As little as 18 months ago, mobile VoIP and IP messaging apps were considered niche by operators. Now we pose the biggest “threat” the industry has even seen. In fact, a Telco 2.0 report suggests that within three years, 40 percent of messaging and 21 percent of voice revenues will vanish due to over the top (OTT) players like Rebtel, Whatsapp and Viber.
For any telecommunication company these are frightening numbers, and they’re reacting to them in the only way they seem to know: by blocking, charging for or throttling competing services that are cannibalizing their revenues.
But this fear is caused by business imbalance that they seem unable (or unwilling) to fix. Look at any European mobile operator, and it’s clear that around 80 percent of their revenues are still attributed to their most traditional — and most eroding — service: voice and data. At the same time, around 80 percent of their investments go into improving the congested infrastructure necessary to support the dramatic growth of third-party data services.
It’s obvious that this situation isn’t going to get any better. According to Håkan Dahlström of TeliaSonera, the current average monthly data spend is roughly 300MB — and it’s expected to reach 3GB by the year 2020. Needless to say, this model is in a state of transition.
So why do operators seem so reluctant to move to a sustainable (and inevitable) data pricing model?
The truth is that even though traditional revenues are eroding, they are still able to produce mind-boggling figures thanks to their staggering margins. And with consumers firmly attached to the notion of unlimited data, there are few — if any — telecoms companies that want to be the first mover. Meanwhile the longer this transition is delayed, the more cashflow operators are bound to generate, which means good news for shareholders and smiles all round.
On the flipside, however, subscribers will have to endure more expensive and more complicated variations of data access packages, with a plethora of potential data cap limits, access add-ons for VoIP and other OTT services. And it is not looking like it will get easier any time soon.
How will operators fight back, then?
Some in the telecom industry are pinning their hopes on RCSE — the Rich Communications Suite. This is, effectively, an industry-wide attempt by major mobile operators to create their own version of Viber and WhatsApp. However, the core feature set of RCSE was defined in February 2008 and the product is still not out the door: anyone who’s followed the development of VoIP in the app stores knows that four years is equivalent to several generations in the mobile world. Can anyone say with certainty that it will ever emerge?
In fact, I’d be surprised if RCSE was able to compete — but as one leading mobile operator VP put it at the recent Open Mobile Summit in London, what else is there?
Operators are being marginalized and put under pressure from all directions.

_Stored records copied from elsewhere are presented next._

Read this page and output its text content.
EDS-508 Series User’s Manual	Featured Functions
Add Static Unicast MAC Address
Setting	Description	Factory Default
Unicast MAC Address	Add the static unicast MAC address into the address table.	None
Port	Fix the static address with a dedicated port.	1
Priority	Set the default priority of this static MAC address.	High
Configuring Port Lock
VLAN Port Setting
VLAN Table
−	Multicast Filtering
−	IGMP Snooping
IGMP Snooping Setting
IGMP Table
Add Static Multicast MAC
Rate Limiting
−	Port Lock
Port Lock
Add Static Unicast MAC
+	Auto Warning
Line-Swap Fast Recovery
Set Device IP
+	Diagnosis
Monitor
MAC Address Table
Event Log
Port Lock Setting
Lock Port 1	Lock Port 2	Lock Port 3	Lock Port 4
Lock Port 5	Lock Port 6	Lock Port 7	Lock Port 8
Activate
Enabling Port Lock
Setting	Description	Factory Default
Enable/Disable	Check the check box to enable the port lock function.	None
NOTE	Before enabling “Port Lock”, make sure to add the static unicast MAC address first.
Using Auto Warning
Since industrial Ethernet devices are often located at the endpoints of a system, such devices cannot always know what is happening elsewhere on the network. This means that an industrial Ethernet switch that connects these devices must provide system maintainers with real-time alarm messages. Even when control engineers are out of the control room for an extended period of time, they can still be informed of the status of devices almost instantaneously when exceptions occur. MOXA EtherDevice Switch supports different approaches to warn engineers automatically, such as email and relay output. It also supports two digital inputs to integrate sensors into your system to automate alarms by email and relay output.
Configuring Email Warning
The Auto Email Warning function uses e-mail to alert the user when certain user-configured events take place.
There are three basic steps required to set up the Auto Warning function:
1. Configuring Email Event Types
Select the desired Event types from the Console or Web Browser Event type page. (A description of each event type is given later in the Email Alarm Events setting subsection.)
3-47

In 2007, they controlled access, address book, billing relationships and services. Today they essentially just control access and billing. The OTT layer now provides services, address book and a digitalized billing relationship that are all far superior to the legacy systems provided by operators.
Adding to all this is the ongoing net neutrality and regulation debate. The EU and its commissioners already have a dim view of operators in light of the endemic blocking and throttling of services: if mobile VoIP is being blocked and discriminated against and the operators roll out their RCS solution, wouldn’t that scenario qualify as seriously anti-competitive behavior.
Regardless of how this issue is twisted and turned, the real solution is that operators need to move faster to a tiered data revenue model; they need to educate customers about data spend; they need to simplify their offerings as much as possible and, last but not least, they need to do their utmost to allow creative developers to build great communications services that add real value to the access they provide.
Andreas Bernstrom is CEO at Rebtel, the world’s largest mobile VoIP company after Skype, and is an industrial advisor at EQT Partners. He started his career at Goldman Sachs, before becoming U.K. managing director and later COO of TradeDoubler.